The Cavea or stalls of the ancient Taormina Theatre is completely dug into the rock, has a diameter of 109 meters and could hold up to 5,400 spectators. Five corridors divided the rows of seats horizontally, while eight staircases, made up of thirty steps, divided it into nine sections. The stairs started from the stalls and ended at the top, against the front wall, at the eight small doors that led to the covered corridor. Between each small door were niches with statues of famous authors of dramatic art. The covered corridor followed the entire semicircular perimeter of the cavea and had the function of closing the cavea on both sides. The floor was supported by the vault of the first portico below. Between the stage and the cavea was the orchestra, reserved for the players and the chorus. It was enlarged and surrounded by a protective podium, thus eliminating the stage.

The Antiquarium

Above the Cavea of the ancient Theatre of Taormina there is the Antiquarium, a small museum where archaeological finds from the Theatre and other monuments of Taormina are exhibited. You can admire fragments of sarcophagi, statues with young torsos, a biped centaur, small bronzes and ceramics. The most interesting finds are undoubtedly the epigraphs and inscriptions dating from 150 B.C. to the Roman Empire. Some of these tablets refer to the public administrators of ancient Tauromenion, among them tamiai, the administrators of the public treasury, hieromnamones, the keepers of the sacred things, and agoranomoi, that is, the police of the time.

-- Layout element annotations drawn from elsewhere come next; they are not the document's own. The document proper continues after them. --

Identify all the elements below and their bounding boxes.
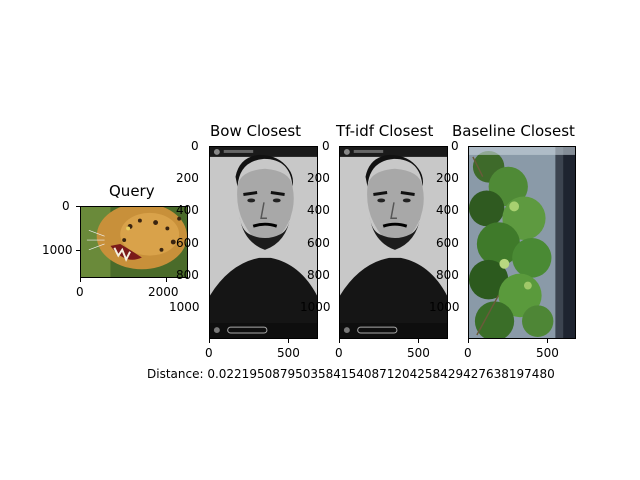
- tfidf-image: [339, 146, 448, 339]
- baseline-y-tick-800: 800: [436, 268, 459, 282]
- baseline-y-tick-200: 200: [436, 171, 459, 185]
- tfidf-y-tick-1000: 1000: [300, 300, 331, 314]
- tfidf-title: Tf-idf Closest: [336, 122, 434, 140]
- baseline-title: Baseline Closest: [452, 122, 575, 140]
- bow-title: Bow Closest: [210, 122, 302, 140]
- baseline-x-tick-500: 500: [536, 346, 559, 360]
- tfidf-y-tick-400: 400: [307, 203, 330, 217]
- baseline-image: [468, 146, 576, 339]
- baseline-y-tick-600: 600: [436, 236, 459, 250]
- baseline-x-tick-0: 0: [464, 346, 472, 360]
- bow-x-tick-0: 0: [205, 346, 213, 360]
- tfidf-y-tick-0: 0: [322, 139, 330, 153]
- tfidf-y-tick-600: 600: [307, 236, 330, 250]
- baseline-y-tick-0: 0: [451, 139, 459, 153]
- query-y-tick-1000: 1000: [42, 243, 73, 257]
- tfidf-x-tick-500: 500: [407, 346, 430, 360]
- baseline-y-tick-1000: 1000: [429, 300, 460, 314]
- bow-y-tick-600: 600: [176, 236, 199, 250]
- query-x-tick-2000: 2000: [148, 285, 179, 299]
- bow-image: [209, 146, 318, 339]
- distance-labels: Distance: 0.0221950879503584154087120425…: [147, 367, 555, 381]
- tfidf-x-tick-0: 0: [335, 346, 343, 360]
- query-title: Query: [109, 182, 155, 200]
- bow-y-tick-400: 400: [176, 203, 199, 217]
- bow-y-tick-200: 200: [176, 171, 199, 185]
- bow-x-tick-500: 500: [277, 346, 300, 360]
- bow-y-tick-1000: 1000: [169, 300, 200, 314]
- tfidf-y-tick-200: 200: [307, 171, 330, 185]
- query-x-tick-0: 0: [76, 285, 84, 299]
- query-y-tick-0: 0: [62, 199, 70, 213]
- baseline-y-tick-400: 400: [436, 203, 459, 217]
- bow-y-tick-0: 0: [191, 139, 199, 153]
- query-image: [80, 206, 188, 278]
- tfidf-y-tick-800: 800: [307, 268, 330, 282]
- bow-y-tick-800: 800: [176, 268, 199, 282]
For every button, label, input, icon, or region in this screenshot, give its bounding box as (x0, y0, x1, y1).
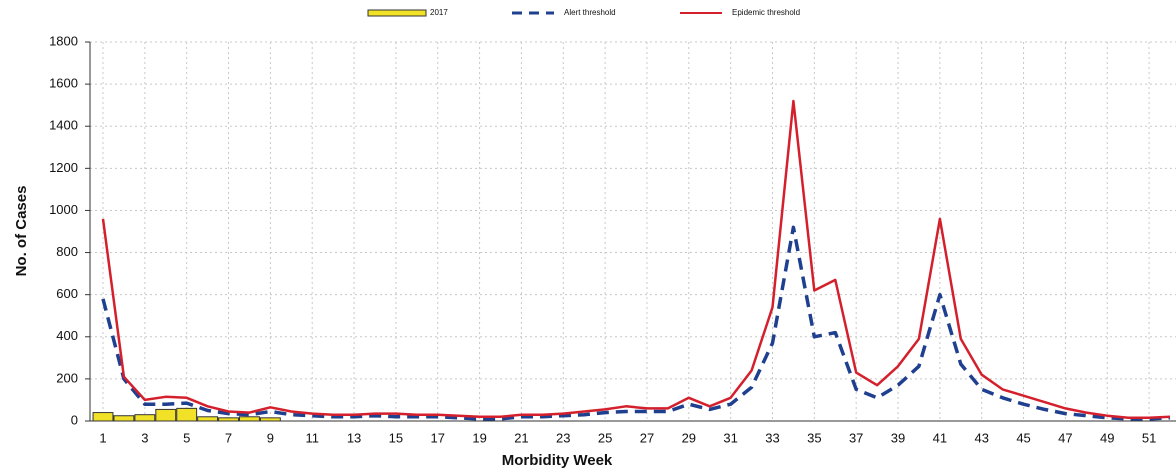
x-tick-label: 45 (1016, 430, 1030, 445)
bar (92, 412, 114, 422)
x-tick-label: 35 (807, 430, 821, 445)
x-tick-label: 43 (974, 430, 988, 445)
bar (113, 415, 135, 422)
series-line (101, 99, 1171, 420)
legend-swatch (367, 9, 427, 17)
x-tick-label: 25 (598, 430, 612, 445)
series-line (101, 225, 1171, 421)
x-tick-label: 21 (514, 430, 528, 445)
y-axis-title: No. of Cases (13, 186, 30, 277)
x-tick-label: 13 (347, 430, 361, 445)
y-tick-label: 1600 (49, 76, 78, 91)
y-tick-label: 1200 (49, 160, 78, 175)
x-tick-label: 17 (431, 430, 445, 445)
y-tick-label: 400 (56, 328, 78, 343)
x-tick-label: 19 (472, 430, 486, 445)
x-tick-label: 31 (723, 430, 737, 445)
bar (218, 417, 239, 422)
legend-label: 2017 (430, 8, 448, 17)
bar (134, 414, 156, 422)
bar (239, 416, 260, 422)
x-tick-label: 49 (1100, 430, 1114, 445)
y-tick-label: 1400 (49, 118, 78, 133)
bar (155, 408, 177, 422)
x-tick-label: 29 (682, 430, 696, 445)
x-tick-label: 5 (183, 430, 190, 445)
x-tick-label: 15 (389, 430, 403, 445)
y-tick-label: 1800 (49, 33, 78, 48)
bar (176, 407, 198, 422)
x-tick-label: 3 (141, 430, 148, 445)
x-tick-label: 39 (891, 430, 905, 445)
y-tick-label: 800 (56, 244, 78, 259)
y-tick-label: 600 (56, 286, 78, 301)
legend-label: Epidemic threshold (732, 8, 800, 17)
x-tick-label: 7 (225, 430, 232, 445)
x-tick-label: 9 (267, 430, 274, 445)
y-tick-label: 1000 (49, 202, 78, 217)
x-tick-label: 11 (305, 430, 319, 445)
x-tick-label: 23 (556, 430, 570, 445)
x-tick-label: 1 (99, 430, 106, 445)
bar (197, 416, 219, 422)
bar (259, 417, 281, 422)
x-axis-title: Morbidity Week (502, 452, 613, 469)
x-tick-label: 33 (765, 430, 779, 445)
x-tick-label: 27 (640, 430, 654, 445)
x-tick-label: 47 (1058, 430, 1072, 445)
legend-label: Alert threshold (564, 8, 616, 17)
x-tick-label: 41 (933, 430, 947, 445)
x-tick-label: 37 (849, 430, 863, 445)
y-tick-label: 0 (71, 412, 78, 427)
x-tick-label: 51 (1142, 430, 1156, 445)
y-tick-label: 200 (56, 370, 78, 385)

The ancient theater of Taormina today

Since the 50’s the Teatro Antico of Taormina has been used as an open air stage for various forms of entertainment, from David di Donatello award ceremonies to symphony concerts, from opera to ballet, from plays to Greek tragedies. Over the years, artists such as Deep Purple, Elton John, James Blunt, Kasabian, Sting, Santana have performed there. Since 1983, the Teatro Antico has also hosted one of the most important cultural events in Sicily, Taormina Arte. It is a festival that includes several events divided into sections of music and dance, theater, exhibitions and cinema. The most important event is the Taormina Film Festival, an international film festival that awards the “Silver Ribbon”.